We tested VSAN in our lab prior to going to production, we researched many of the pitfalls that others had encountered with 5.5/6, and made sure all of our hardware was on the HCL.
This proved useless as there seems to be an issue with the way vsan's 2.0 disk structure tries to remove and relocate data. If we try to right click the vm from within vcenter and select delete from disk, the data never really removes and thus "Other" files are born. If we right click the vm and select move to, the data never really moves and the size of "Other" files increases. The engineers confirmed my networking and switch setup were correct so no networking issues there and an audit of our setup only indicated driver updates for the nic and perc, which i am going to apply today.
I believe vmware is aware of an issue within the vsan software and are working to find a resolution. Unfortunately we paid the price in data loss. I am still working with VMware today and will let you know how the vsanDatastore removal goes as we are going to try and attempt this again. Vmware has had a great track record, from my perspective and being a vmware user/sysadmin/enthusiast for 10 years I feel this is one product that should have been tested further before being released to GA. I will keep the thread updated as much as possible, but we are in crisis/dr mode here so don't be surprised if it is a few days before I update.
I am the architect for VSAN and something doesn't add up in what you state here (or what the engineer you were working with explained back). I am trying to find out the SR number so I can find out what exactly happened and make sure it gets addressed correctly. The behavior you describe would certainly be incorrect, but believe me the scenario you describe is a) tested and b) not fundamentally broken with the v2 disk format. I will get to the bottom of this. I am also available for a call. Please drop my name on the case while I try to find out the case number from my end as well.
How do I forward my case to you without putting my SR# in the forums or can you pm me your number to call? I would love to have another engineer involved, also Katrena Chase is the manager I have been in contact with, perhaps contacting her would get you my contact info. I know from a forum perspective sometimes its hard to wrap your head around something that doesn't seem logical, especially since the product was not designed to behave in such a manner. Also, don't get me wrong here I am not trying to "bash" VMware and I do believe that this product has great potential, (yes even after we experienced data loss) I am simply making my experience known.

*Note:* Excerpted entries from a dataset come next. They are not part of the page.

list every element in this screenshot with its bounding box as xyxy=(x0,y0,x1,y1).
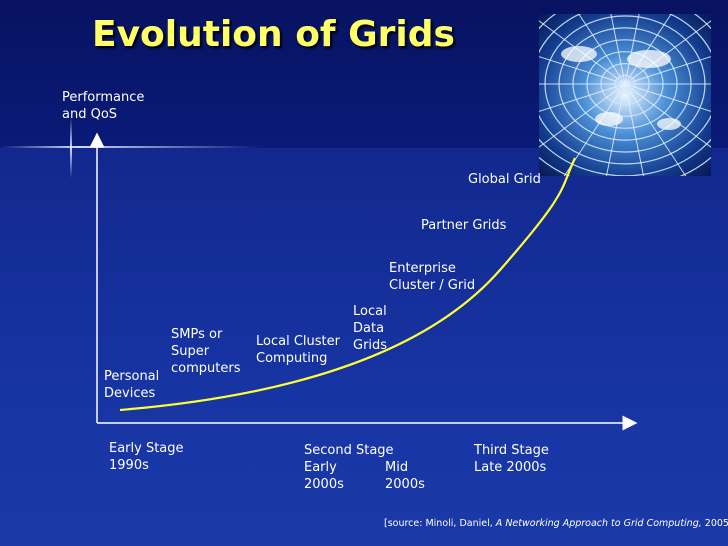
timeline-mid-2000s: Mid 2000s xyxy=(385,460,425,492)
stage-enterprise-cluster-grid: Enterprise Cluster / Grid xyxy=(389,261,476,293)
light-flare-horizontal xyxy=(0,146,260,148)
source-book-title: A Networking Approach to Grid Computing, xyxy=(495,518,702,529)
slide-title: Evolution of Grids xyxy=(92,14,455,55)
stage-local-data-grids: Local Data Grids xyxy=(353,304,388,353)
growth-curve xyxy=(119,157,576,412)
source-prefix: [source: Minoli, Daniel, xyxy=(384,518,496,529)
timeline-second-stage: Second Stage xyxy=(304,443,394,458)
stage-smps-super-computers: SMPs or Super computers xyxy=(171,327,241,376)
stage-local-cluster-computing: Local Cluster Computing xyxy=(256,334,340,366)
grid-web-image xyxy=(539,14,711,176)
source-suffix: 2005] xyxy=(704,518,728,529)
background-bottom xyxy=(0,148,728,546)
source-citation: [source: Minoli, Daniel, A Networking Ap… xyxy=(384,518,728,529)
y-axis-label: Performance and QoS xyxy=(62,90,145,122)
timeline-third-stage: Third Stage Late 2000s xyxy=(474,443,549,475)
timeline-early-2000s: Early 2000s xyxy=(304,460,344,492)
stage-partner-grids: Partner Grids xyxy=(421,218,507,233)
timeline-early-stage: Early Stage 1990s xyxy=(109,441,184,473)
stage-global-grid: Global Grid xyxy=(468,172,541,187)
light-flare-vertical xyxy=(70,118,72,178)
stage-personal-devices: Personal Devices xyxy=(104,369,160,401)
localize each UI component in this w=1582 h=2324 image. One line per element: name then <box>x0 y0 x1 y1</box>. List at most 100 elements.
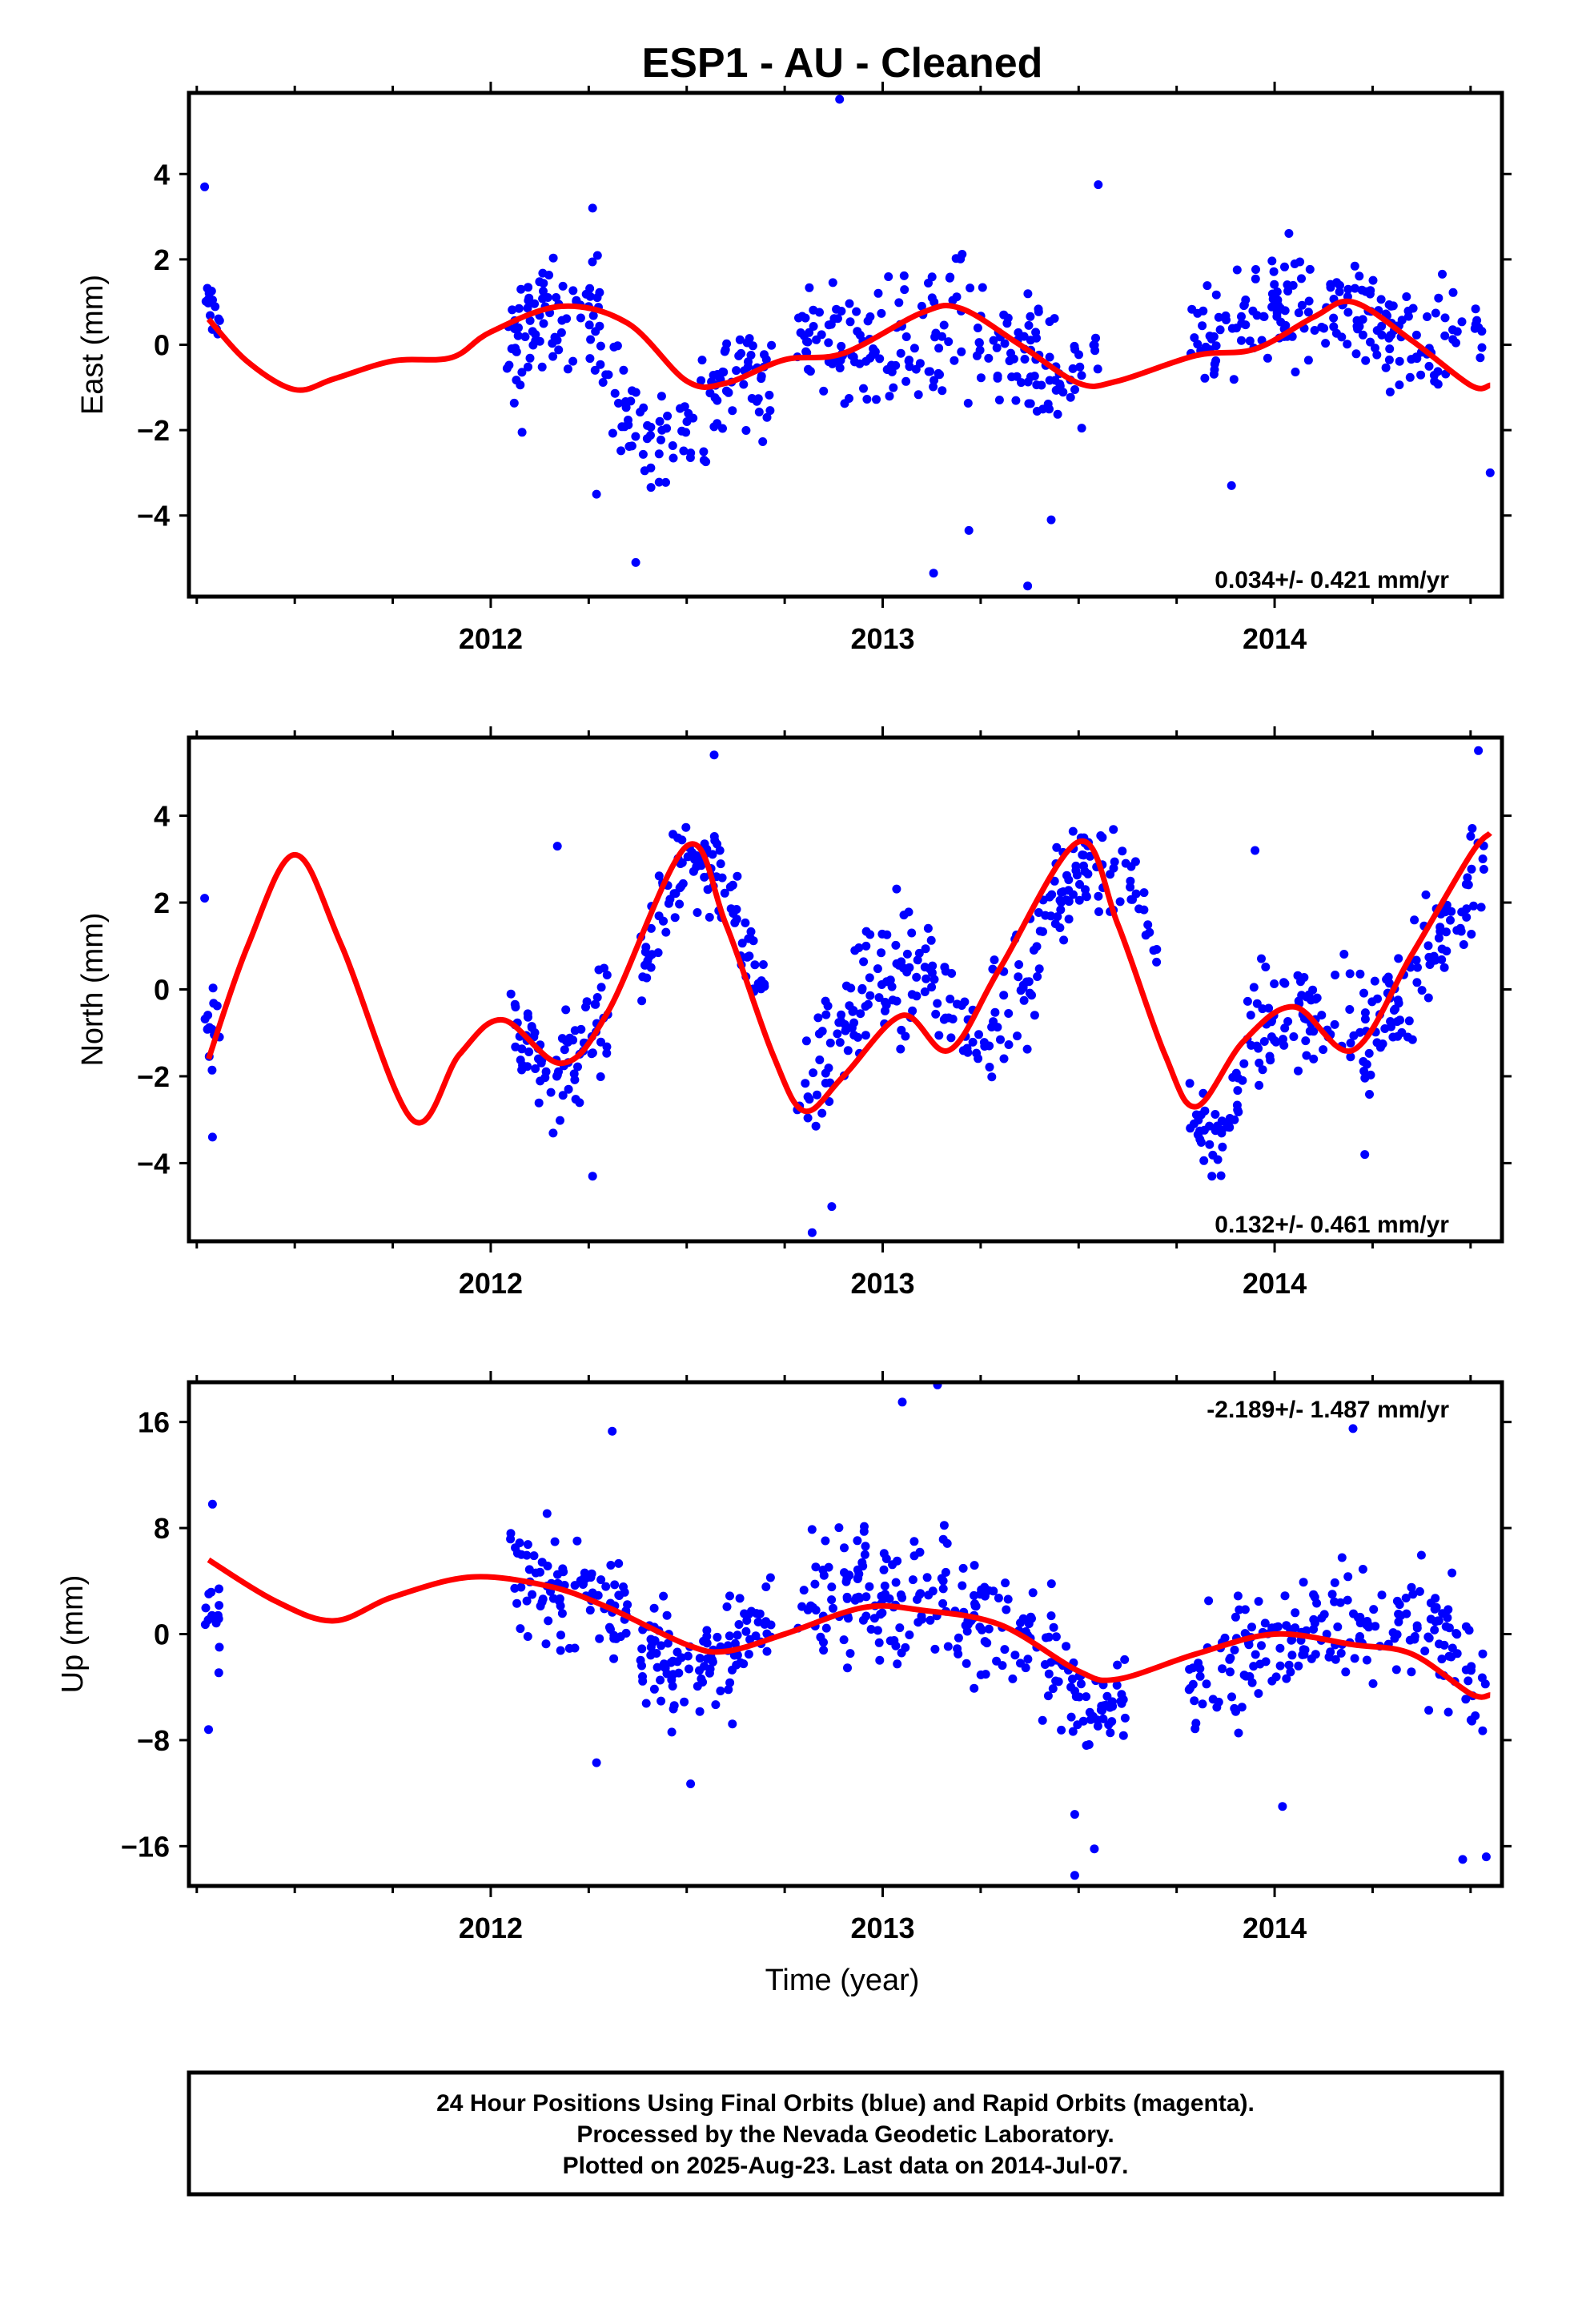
point-north-650 <box>1431 955 1440 965</box>
point-north-32 <box>573 1062 582 1072</box>
point-up-287 <box>1023 1655 1033 1664</box>
point-up-370 <box>866 1625 876 1634</box>
point-north-317 <box>902 949 912 959</box>
point-east-413 <box>1366 337 1375 347</box>
point-north-29 <box>506 989 516 999</box>
point-up-588 <box>1241 1671 1251 1681</box>
point-east-400 <box>824 338 833 348</box>
point-east-589 <box>1448 335 1458 344</box>
point-east-116 <box>765 390 774 400</box>
point-up-23 <box>550 1537 560 1546</box>
point-east-525 <box>1203 281 1212 291</box>
point-north-648 <box>1393 1031 1403 1041</box>
point-east-250 <box>901 376 911 386</box>
point-north-505 <box>1370 976 1379 986</box>
point-east-22 <box>524 362 532 372</box>
point-north-278 <box>881 1000 891 1010</box>
point-north-427 <box>1055 895 1065 905</box>
point-east-559 <box>1411 330 1421 340</box>
panel-east: −4 −2 0 2 4 2012 2013 2014 East (mm) 0.034+/- 0.4… <box>76 82 1512 655</box>
point-east-367 <box>1051 385 1061 395</box>
point-north-203 <box>1032 942 1042 951</box>
frame-east <box>187 90 1504 599</box>
point-east-87 <box>557 316 567 325</box>
point-east-201 <box>728 406 737 416</box>
point-north-311 <box>840 1019 849 1029</box>
point-up-92 <box>556 1646 565 1655</box>
point-up-646 <box>1349 1609 1358 1618</box>
point-north-350 <box>821 1010 831 1019</box>
point-east-396 <box>974 338 984 348</box>
point-north-181 <box>644 952 654 962</box>
point-north-347 <box>1019 995 1029 1005</box>
point-up-558 <box>1195 1664 1205 1674</box>
point-north-477 <box>1215 1124 1224 1134</box>
point-east-542 <box>1259 312 1269 321</box>
point-north-628 <box>1362 1059 1371 1069</box>
point-north-253 <box>835 1038 845 1047</box>
point-up-201 <box>734 1620 744 1629</box>
y-tick-label-up-1: −8 <box>137 1724 170 1757</box>
point-north-575 <box>1421 890 1431 899</box>
point-north-383 <box>1074 895 1084 905</box>
point-east-597 <box>929 569 938 578</box>
point-east-529 <box>1472 316 1482 325</box>
point-east-24 <box>548 352 558 361</box>
point-north-390 <box>1106 870 1115 879</box>
point-east-456 <box>1251 274 1260 283</box>
point-east-81 <box>528 340 538 350</box>
point-up-652 <box>1394 1610 1403 1618</box>
point-north-115 <box>670 913 680 923</box>
point-up-407 <box>1120 1713 1130 1723</box>
point-up-428 <box>1057 1725 1066 1735</box>
point-up-42 <box>604 1622 614 1632</box>
point-up-184 <box>744 1650 753 1659</box>
point-up-410 <box>1066 1712 1076 1722</box>
y-tick-label-up-4: 16 <box>138 1406 170 1439</box>
point-east-508 <box>1237 312 1246 321</box>
point-east-289 <box>868 350 877 360</box>
point-north-132 <box>705 912 714 922</box>
point-north-436 <box>1062 870 1071 880</box>
point-up-596 <box>1267 1676 1277 1686</box>
point-north-593 <box>1467 864 1476 874</box>
point-up-161 <box>728 1719 737 1729</box>
point-east-520 <box>1283 287 1293 296</box>
point-north-341 <box>968 1037 978 1047</box>
point-east-121 <box>624 416 632 424</box>
point-north-659 <box>207 1132 217 1142</box>
point-east-353 <box>873 288 883 298</box>
point-east-385 <box>887 367 897 376</box>
point-up-246 <box>1049 1622 1058 1632</box>
point-up-275 <box>865 1582 874 1591</box>
point-east-389 <box>828 359 837 368</box>
point-east-226 <box>963 399 973 408</box>
point-north-260 <box>907 928 917 938</box>
point-up-213 <box>732 1660 741 1670</box>
point-north-507 <box>1437 955 1447 964</box>
point-east-606 <box>1227 480 1236 490</box>
point-north-523 <box>1468 824 1477 833</box>
point-east-406 <box>1405 372 1415 382</box>
point-north-335 <box>996 1035 1005 1044</box>
frame-north <box>187 735 1504 1244</box>
point-north-656 <box>1207 1172 1217 1181</box>
point-up-660 <box>1090 1844 1099 1854</box>
point-up-442 <box>1071 1692 1081 1702</box>
point-north-175 <box>646 963 656 972</box>
point-up-446 <box>1107 1697 1117 1707</box>
point-up-423 <box>1062 1642 1071 1651</box>
point-north-340 <box>841 981 851 991</box>
point-east-15 <box>592 251 602 260</box>
point-up-663 <box>1278 1802 1287 1811</box>
x-tick-label-east-2: 2014 <box>1243 622 1307 655</box>
point-east-291 <box>1077 371 1086 380</box>
point-up-226 <box>880 1581 889 1590</box>
rate-label-north: 0.132+/- 0.461 mm/yr <box>1215 1212 1449 1238</box>
point-east-331 <box>1002 319 1012 328</box>
point-east-348 <box>805 283 814 292</box>
point-up-422 <box>1112 1680 1122 1690</box>
point-up-6 <box>200 1620 210 1630</box>
point-north-603 <box>1476 903 1486 912</box>
point-up-18 <box>585 1606 595 1615</box>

I see that in my inbox, but when I click on it I get:
Little something for anybody else...
I also experienced similar findings when deleting VMs/vApps from vCloud Director 5.5.4 that reside on a VSAN 6.0 cluster/datastore - there were files that appeared to remain on the VSAN datastore browser, that could not be deleted.
Issue was resolved by consolidating the Library Copy/vApp Template in vCloud.
The template was originally copied over from another NFS datastore. The shadow VMs were removed from the source datastore, but the destination needs to be consolidated.